Raporun sonuç ve öneriler bölümünde şunlar yer aldı: 

“* Ağır hasta mahpusların salgın hastalık durumunda ciddi risk grubunda bulunması nedeniyle serbest bırakılarak infazları ertelenmeli. Hasta mahpusların değerlendirilmeleri her koşulda sadece klinik yaklaşım ile değerlendirilmeli, alıkonulmasının uygun olmadığına dair tıbbi raporları olan mahpuslar ivedilikle salıverilmelidir. İnfaz Kanunun 16. Maddesi hasta mahpusların ihtiyacı doğrultusunda değiştirilmelidir.

* Virüsün özellikle 60 yaş üstü kişilerde ölümcül etkisi göz önünde bulundurularak 60 yaş üstü mahpusların tedbiren serbest bırakılarak infazlarının ertelenmesi, tutuklu olan mahpusların serbest bırakılması gerekmektedir.

* Sağlık çalışanları başta olmak üzere mahpuslarla temas eden tüm çalışanlara koruyucu giysi ve malzeme temin edilmeli, özellikle risk grubunda olan çalışanlar başta olmak üzere tüm hapishane çalışanları için çalışma koşullarını da kapsayacak şekilde gerekli önlemleri alınmalıdır.

* Hapishanelerde düzenli ve yeterli sayıda sağlık personelinin bulunması (sayının arttırılması) sağlanmalıdır.

* Mahpusların sağlık kurumlarına ve hastanelere ring araçlarıyla değil; daha hijyenik ve sağlığa uygun araçlarla taşınması sağlanmalıdır.

* Aile ve avukat görüşlerin yapıldığı alanlarda mahpusların görüş haklarını ihlal etmeyecek şekilde hızla önlemler artırılmalı ve alanlar sıklıkla dezenfekte edilmeli, mahpusların yakınlarıyla haberleşebilmesi için imkanlar arttırılmalıdır.

* Mahpusların pandemi süreci gerekçe gösterilerek kısıtlanan sosyal ve kültürel etkinlik hakları için gerekli olanaklar sağlanmalıdır.

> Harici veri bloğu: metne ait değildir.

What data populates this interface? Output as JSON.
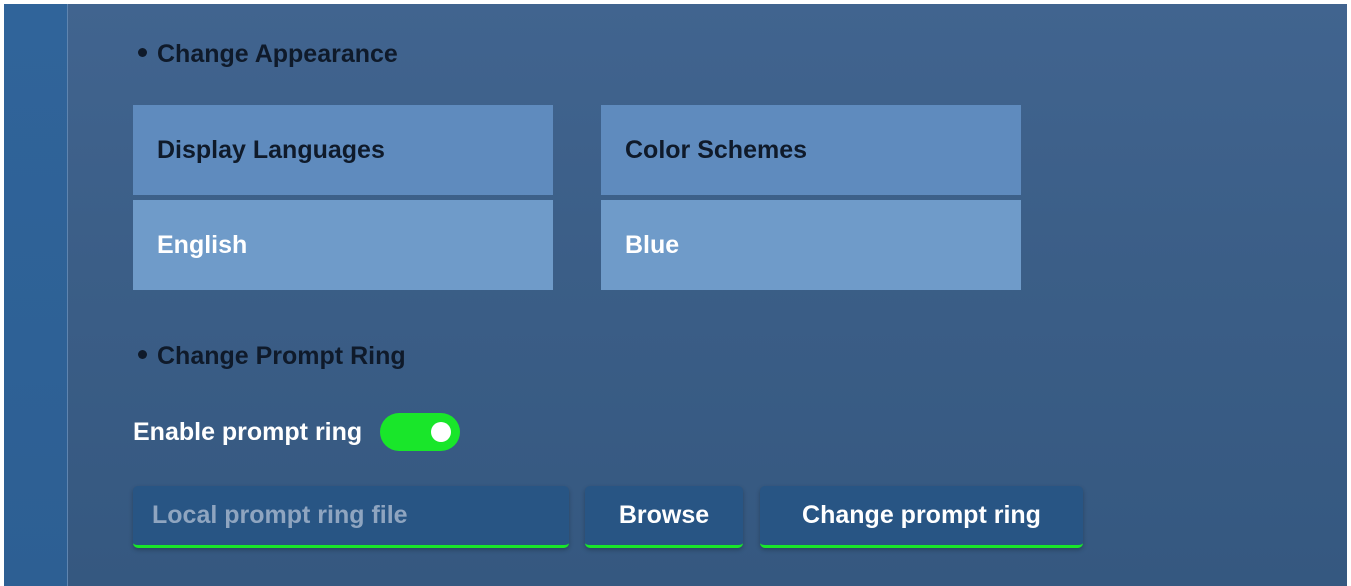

Sağlık gerekçesiyle alınacak önlemlerin mahpusların temel haklarını ihlal etmeyecek şekilde uygulanmasına özen gösterilmelidir.

* Hapishanede kalan mahpusların sağlıklı bir ortamda kalmaları için gerekli temizlik araçları kendilerine verilmeli; pandemi koşulları dikkate alındığında temizlik ve sağlık konularında titiz davranılması gerekmektedir.

* İnceleme yapan kurum üyeleri ve yetkilileri; cezaevi rejimi, fiziki koşullar ve mahpuslara hukuka aykırı gerçekleştirilen muameleler hakkında etkili bir idari ve yargısal denetim sağlanması gerektiğini tespit etmiştir. İşkence ve Diğer Zalimane, İnsanlık Dışı ya da Onur Kırıcı Muamele ya da Cezanın Önlenmesi Sözleşmesi Seçmeli Protokolüne uygun şekilde ‘bağımsız’ ulusal denetim mekanizmalarının oluşturulması için hükümeti derhal gerekli çalışmaları başlatmaya davet etmektedir. Ayrıca yaşanan hak ihlallerine karşı Adalet Bakanlığını ve TBMM İnsan Hakları İnceleme Komisyonunu göreve davet ediyoruz.”